CHICAGO (CBS) — What happens when you find a stray chicken in Chicago? It sounds like the makings of a joke, but it sent CBS 2 Morning Insider Vince Gerasole on a wild chicken chase.
Kevin Barry scratched and clawed his way trying to find a home for the bird his family found wandering in their alley.
Under a pouring rain, its feathers slightly ruffled, a chicken takes refuge.
“My guess is it’s very stressed from losing its home, and being in the rain, and meeting these new people,” Barry said.
This is no rural barnyard, it’s an urban backyard in Lakeview.
“Sure enough, there’s a chicken walking down the alley,” Barry said.
Barry said the stray bird walked his life when his wife and kids noticed it meandering through the neighborhood, “just kind of waddling along like chickens do.”
“I didn’t want to pick the chicken up. They have claws and beaks, and I don’t know how to handle chickens,” he said.
The Barry family coaxed the chicken into their yard, gave it shelter in a plastic crate, and installed an old baby gate at the garden entrance.
“Then we started putting out some food, googling what do you feed chickens,” Barry said.
They also began searching lost chicken posts, and began circulating flyers of the bird they called Mister.
“We’ve had people say ‘I think this chicken has been walking around for a while. I heard about it before in Logan square,’” Barry said. “We see a picture. It’s a completely different chicken.”
In Chicago, keeping chickens for pets or for eggs is not prohibited, neither are roosters.

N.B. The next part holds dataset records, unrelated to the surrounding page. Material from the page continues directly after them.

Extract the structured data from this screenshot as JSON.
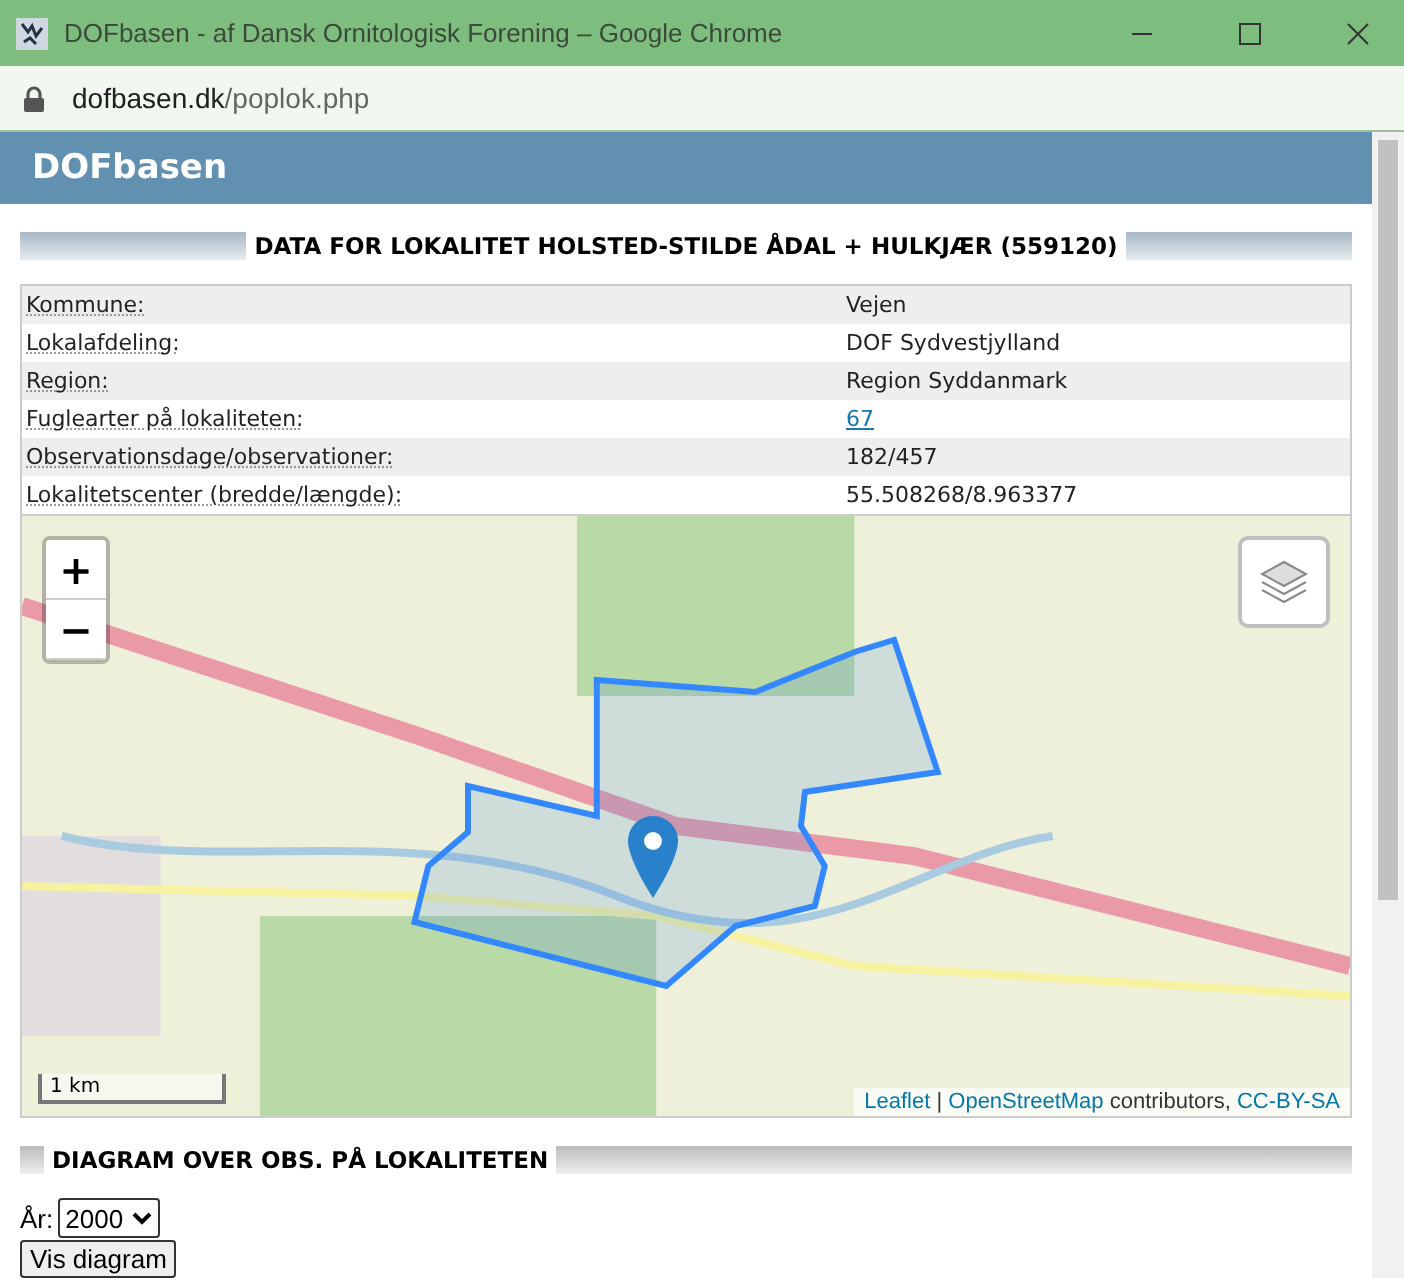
{
  "window": {
    "title": "DOFbasen - af Dansk Ornitologisk Forening – Google Chrome"
  },
  "address_bar": {
    "domain": "dofbasen.dk",
    "path": "/poplok.php"
  },
  "header": {
    "title": "DOFbasen"
  },
  "section": {
    "title": "DATA FOR LOKALITET HOLSTED-STILDE ÅDAL + HULKJÆR (559120)"
  },
  "facts": [
    {
      "label": "Kommune:",
      "value": "Vejen",
      "kind": "text"
    },
    {
      "label": "Lokalafdeling:",
      "value": "DOF Sydvestjylland",
      "kind": "text"
    },
    {
      "label": "Region:",
      "value": "Region Syddanmark",
      "kind": "text"
    },
    {
      "label": "Fuglearter på lokaliteten:",
      "value": "67",
      "kind": "link"
    },
    {
      "label": "Observationsdage/observationer:",
      "value": "182/457",
      "kind": "text"
    },
    {
      "label": "Lokalitetscenter (bredde/længde):",
      "value": "55.508268/8.963377",
      "kind": "text"
    }
  ],
  "map": {
    "zoom_in": "+",
    "zoom_out": "−",
    "scale": "1 km",
    "attribution": [
      {
        "text": "Leaflet",
        "kind": "link"
      },
      {
        "text": " | ",
        "kind": "text"
      },
      {
        "text": "OpenStreetMap",
        "kind": "link"
      },
      {
        "text": " contributors, ",
        "kind": "text"
      },
      {
        "text": "CC-BY-SA",
        "kind": "link"
      }
    ]
  },
  "diagram": {
    "title": "DIAGRAM OVER OBS. PÅ LOKALITETEN",
    "year_label": "År:",
    "year": "2000",
    "button": "Vis diagram"
  }
}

There are no limits on how many you can have, as long as the birds are kept in safe sanitary conditions.
“One of the neighbors suggested calling Animal Control, and I worried Animal Control was just going to kill the chicken,” Barry said.

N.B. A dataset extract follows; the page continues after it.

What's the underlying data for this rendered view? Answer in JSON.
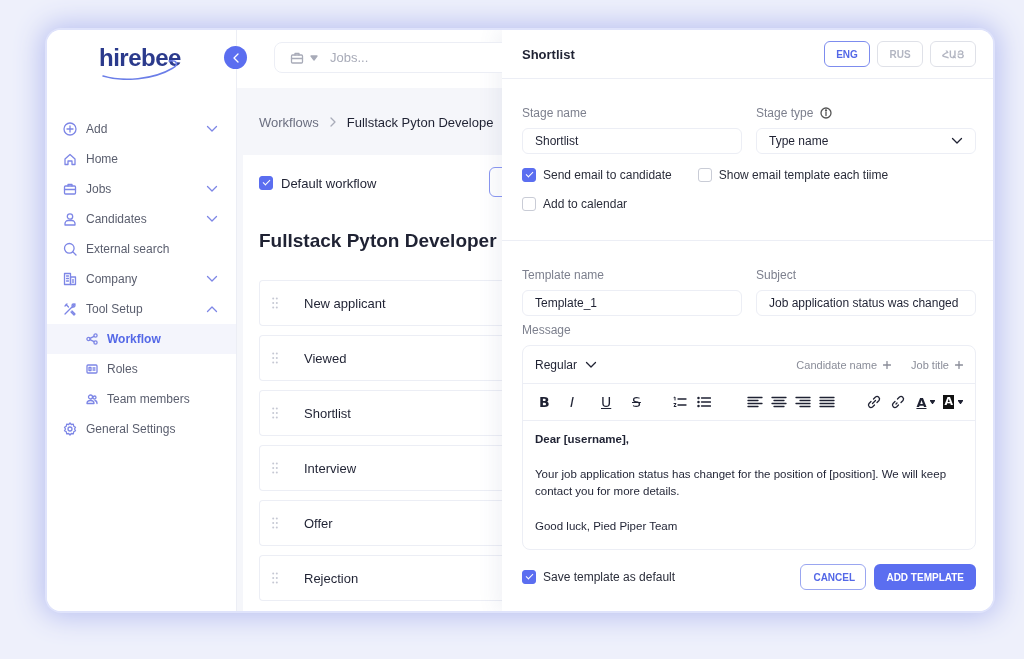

That’s what led the Barry family to places like Chicago Chicken Rescue on the South Side. It’s already home to a peacock, a turkey, and about 80 chickens; many placed there by animal control.
“We take pretty much all birds,” said Goodwyn Lane. “You’ve heard of foster homes for dogs or cats, and we’re like that, but on a much larger scale, and with chickens.”
Over the past four years, they have placed about 800 roosters and chickens with adopters.
Though Barry braved the elements keeping Mister warm and fed, this bird eventually will have to fly the coop.
“I’m happy to help it now. It’s a really sweet chicken, I like it, but we’re not looking to adopt,” he said.
Barry said even though he touched base with Chicago Chicken Recue, his feathered friend eventually found a home at Stardust Animal Sanctuary, a similar rescue mission in Richmond, Illinois, near the Wisconsin state line.